Me la piglio. Sì, melapiglio con quelli che, di questi tempi, ancora sostengono di avere ragione. Melapiglio con le loro dicerie. La prima dice: i produttori generano ricchezza. Gli economisti lo teorizzano, quelli dell’impresa si fregano le mani, i politici si danno un gran da fare per distribuirla. A proposito di ricchezza: non è tutt’oro quel che luccica! Andiamo a bomba: è ricchezza produrre auto, abiti, case, alcool…. o lo diventa solo quando tutto questo viene acquistato? Già, è la spesa che fa la ricchezza, altro che le merci non ancora vendute e che, con la crisi, lo restano.



La seconda ragione dice quella della politica: redistribuisce la ricchezza generata dal processo economico. Negletta quella ragione che, con la crisi, deve redistribuire redditi insufficienti perché insufficienti erano i redditi per fare quella spesa che genera reddito. Già, il serpente si morde la coda. La loro “Ragione Sociale” finisce in un cul de sac!



Saltiamo da palo in frasca, mica tanto però, e arriviamo a esplorare la terza ragione, quella del Marketing. Questa dice: il ciclo economico non può attendere che si manifesti la domanda, occorre generarla. Già, si ha bisogno della domanda per smaltire l’offerta e generare la ricchezza. Bene, gli uomini del marketing si danno un gran da fare e questa domanda la creano, la incartano, la rendono irresistibile. Ai consumatori resta solo da acquistare, ma quando mancano i redditi sufficienti a fare quella spesa, quella domanda, per quanto suadente sia, s’ammoscia. S’ammoscia pure la ragione di questi tizi.



E la ragione dei sociologi che studiano la gente che fa la spesa? Eccola, ha il tono dell’anatema: “I consumatori, gente prodiga e men che mai satolla!” Vizio, quindi! Di questo convincono: gli economisti che disdegnano l’economia dei consumi, apprezzando invece la sociologia dei consumi; i politici, che attrezzano agenzie per la tutela del consumatore sopraffatto; quegli intellettuali impigriti che, sempre più, dipendono dal pensiero altrui; pure gli alti prelati della gerarchia ecclesiastica, sensibili a mondare quel vizio. Già, quel vizio che fa il 60% del Pil. Quel vizio, insomma, che ha la virtù di far crescere l’economia!

Visto? Di fronte a cotanta crisi si arrabattano ragioni fragili. E, per l’amor di Dio, basta non se ne può più. Adesso proviamo a raccattare i cocci di queste derelitte ragioni. Con l’attaccatutto di una ragione forte, anzi fortissima, quella della Gente: la domanda comanda! Con l’acquisto generiamo il 60% del Pil. Con l’Iva pagata finanziamo la spesa pubblica.
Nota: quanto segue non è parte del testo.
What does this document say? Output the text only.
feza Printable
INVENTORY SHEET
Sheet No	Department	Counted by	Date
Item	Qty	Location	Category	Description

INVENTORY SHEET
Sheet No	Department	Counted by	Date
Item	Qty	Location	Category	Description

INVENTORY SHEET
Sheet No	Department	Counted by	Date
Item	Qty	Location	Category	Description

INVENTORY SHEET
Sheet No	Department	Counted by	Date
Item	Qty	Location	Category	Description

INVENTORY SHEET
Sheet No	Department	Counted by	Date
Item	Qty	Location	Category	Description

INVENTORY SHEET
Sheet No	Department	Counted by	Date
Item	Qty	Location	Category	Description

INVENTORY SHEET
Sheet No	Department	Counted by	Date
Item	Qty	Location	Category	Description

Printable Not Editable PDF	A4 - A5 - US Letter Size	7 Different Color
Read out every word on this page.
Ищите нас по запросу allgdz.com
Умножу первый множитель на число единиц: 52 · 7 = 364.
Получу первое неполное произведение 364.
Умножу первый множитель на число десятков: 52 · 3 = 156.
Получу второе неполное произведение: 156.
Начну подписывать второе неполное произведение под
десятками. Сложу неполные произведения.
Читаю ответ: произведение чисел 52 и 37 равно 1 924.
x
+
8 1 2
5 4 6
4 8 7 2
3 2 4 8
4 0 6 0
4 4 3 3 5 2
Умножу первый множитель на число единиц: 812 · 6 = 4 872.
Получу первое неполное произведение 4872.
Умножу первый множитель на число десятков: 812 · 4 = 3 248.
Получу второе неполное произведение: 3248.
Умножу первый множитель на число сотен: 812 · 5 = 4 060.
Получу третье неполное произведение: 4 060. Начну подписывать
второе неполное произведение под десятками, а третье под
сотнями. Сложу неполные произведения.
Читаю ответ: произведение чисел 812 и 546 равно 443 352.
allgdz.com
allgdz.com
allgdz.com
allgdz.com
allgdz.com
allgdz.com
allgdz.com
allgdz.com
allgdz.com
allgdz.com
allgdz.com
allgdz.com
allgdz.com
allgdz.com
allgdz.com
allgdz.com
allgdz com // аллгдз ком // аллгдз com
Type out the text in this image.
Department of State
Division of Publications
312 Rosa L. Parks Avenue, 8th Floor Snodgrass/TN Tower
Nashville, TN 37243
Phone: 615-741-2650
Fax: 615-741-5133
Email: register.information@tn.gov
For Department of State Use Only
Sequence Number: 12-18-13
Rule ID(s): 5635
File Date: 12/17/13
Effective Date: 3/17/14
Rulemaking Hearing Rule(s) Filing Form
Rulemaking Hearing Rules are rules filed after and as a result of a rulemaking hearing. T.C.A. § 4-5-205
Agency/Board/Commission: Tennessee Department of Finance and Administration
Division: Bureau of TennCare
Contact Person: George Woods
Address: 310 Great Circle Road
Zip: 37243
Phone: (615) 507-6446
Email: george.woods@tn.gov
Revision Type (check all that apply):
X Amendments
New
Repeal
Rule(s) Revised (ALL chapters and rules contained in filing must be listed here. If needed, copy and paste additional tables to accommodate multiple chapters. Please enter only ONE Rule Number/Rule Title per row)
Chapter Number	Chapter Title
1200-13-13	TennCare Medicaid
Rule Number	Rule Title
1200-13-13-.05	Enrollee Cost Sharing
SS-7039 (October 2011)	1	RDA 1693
Consumando l’acquistato facciamo riprodurre generando pure occupazione. Diamo spinta al ciclo produttivo. Sostanza alla crescita economica. Dulcis in fundo: con i risparmi finanziamo pure la spesa per gli investimenti della imprese.

Chi può fare di più? Beh, a ben sbirciare, quelli del marketing possono ancora fare. Prima giurare di cambiare registro. Poi così li incastriamo: se, come la crisi mostra, i redditi sono insufficienti per fare la spesa, beh dovete attrezzare una “Nuova Domanda”, non da acquistare, ma da vendere. Sì, perché questa rinnovata domanda acquistata, delle imprese, riducendo i prezzi, rifocilla il potere d’acquisto. Buono per svuotare i magazzini pieni, per poter riprodurre; creare pure occupazione e nuovo reddito. Buon per loro. Buon per tutti, pure per i politici che potranno tornare a darsi da fare, senza doversi azzuffare, redistribuendo redditi a destra e a manca.

In ultimo, con i sociologi mi tolgo un sassolino dalla scarpa: scambiare la virtù del fare la spesa con il vizio è imperdonabile. Ma, noi commiserevoli, vi perdoniamo a prezzo di una penitenza. Chiedete venia, ripetendo cento volte a squarciagola: “Il consumatore sarà forse un imbelle, pure però l’agente economico che fa la crescita!”.